We have seen the positive impact that these kinds of policies can have. As part of the American Rescue Plan (ARPA), the federal Child Tax Credit (CTC) was temporarily increased from $2,000 per qualifying child to $3,600. Additionally, the credit was made available in monthly installments instead of the typical single payment during tax season. This credit allowed Oklahoma families to pay for essentials like food and rent. Overall, the expanded CTC cut child poverty in half across the country to record lows. However, after the expansion of the credit expired, child poverty rates across the country increased to pre-pandemic levels, demonstrating that addressing poverty can’t be done with one-time measures. While Oklahoma’s child poverty numbers didn’t increase, it should be alarming that almost 1 in 5 Oklahoma children live in poverty. This is unacceptably high and should motivate us to push for continued investments in families and children.

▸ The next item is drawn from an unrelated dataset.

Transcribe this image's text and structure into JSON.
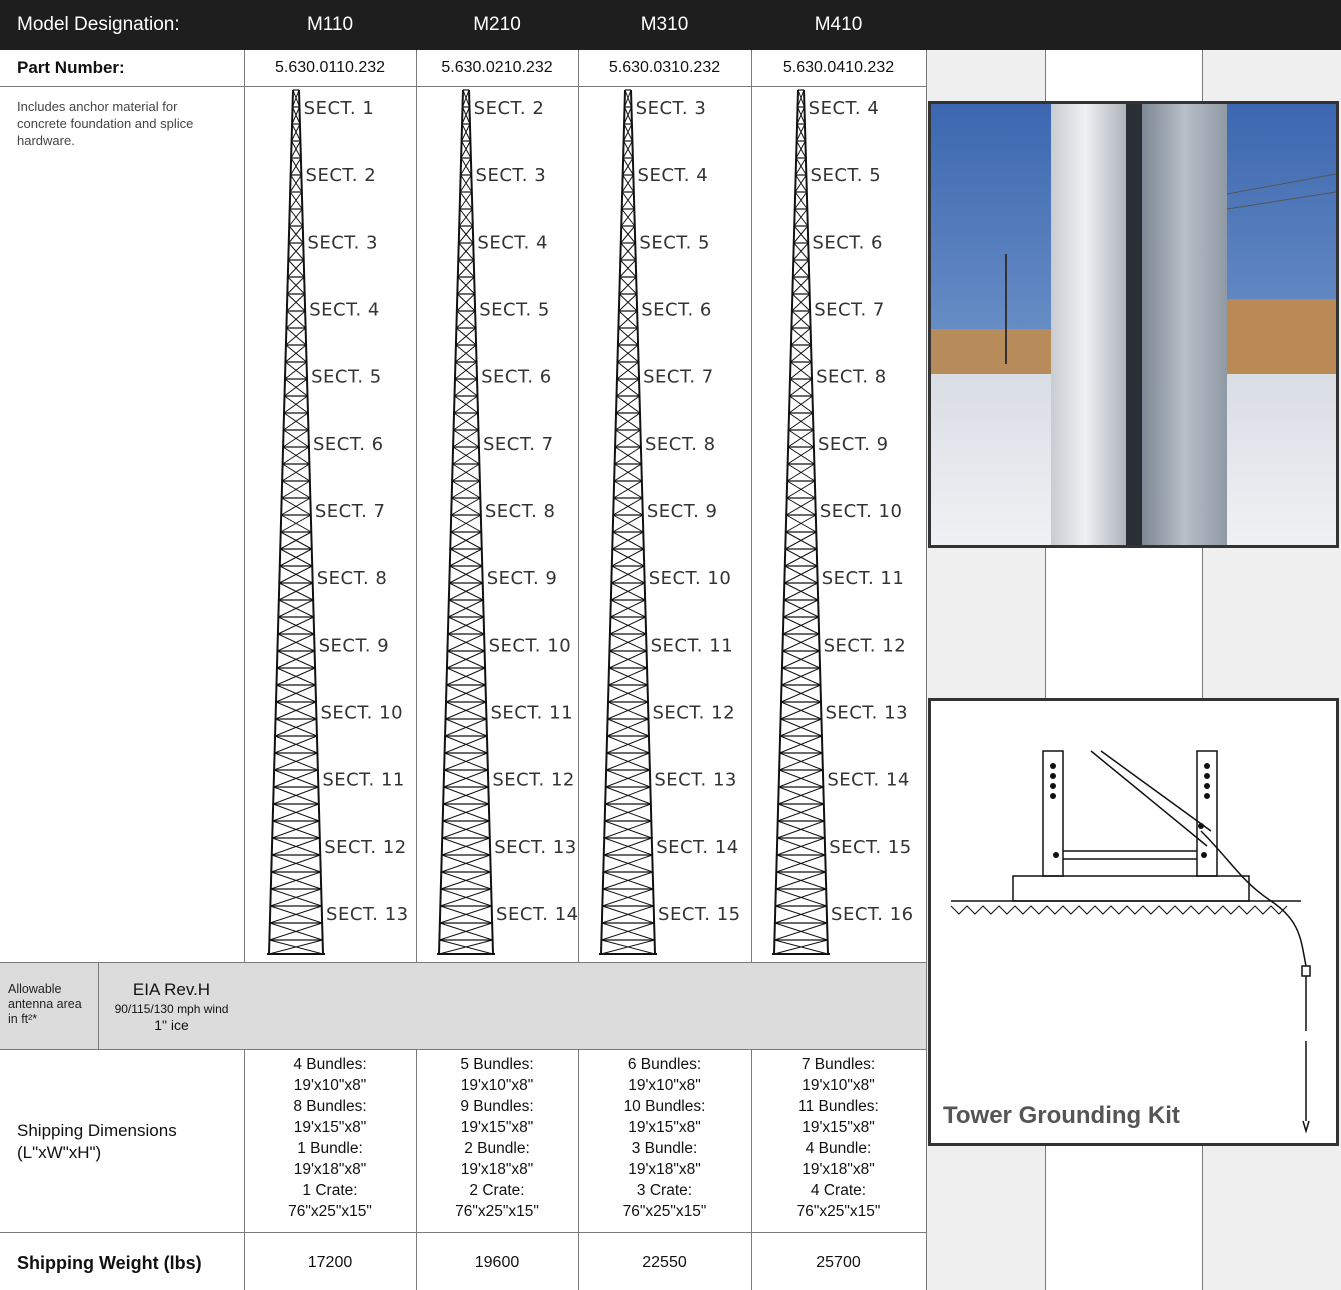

In Oklahoma, lawmakers have consistently refused to pass these sorts of policies that can help regular Oklahomans in favor of cutting taxes for the wealthy and diverting our tax dollars to people who don’t need help. Lawmakers have also prevented local municipalities from raising the minimum wage and even rolled back voter-approved reforms on criminal justice. If Oklahoma wants to provide real relief to everyday Oklahomans and address our stark poverty rates, lawmakers will need to pass people-centered legislation in the coming sessions.
Our state ranks among the worst states for poverty, but it doesn’t have to be this way
The newly released Census data reveal that Oklahoma has the nation’s eighth highest poverty rate, showing that the state’s current efforts to reduce poverty have failed to have a significant impact. However, Oklahoma’s dropping uninsured rate shows that progress is possible when the state makes data-driven investments. Medicaid expansion in Oklahoma and the extended pandemic coverage made a significant difference in our uninsured rate, and key provisions Congress passed in the omnibus bill will also help. Without further action, however, thousands of Oklahomans are in danger of losing health insurance as pandemic coverage unwinds. Passing legislation including tax credits like the CTC and raising wages for our workers can improve the lives and well-being of low-income Oklahoma families.
As we see the state’s poverty numbers continue relatively unchanged, the choice to invest in the lives of everyday Oklahomans needs to be made. The data show that we can reduce the number of Oklahomans and their families who live in poverty when federal and state officials make deliberate, targeted investments for low-income folks. With so many Oklahomans in need, it is time is choose bold, poverty reducing measures.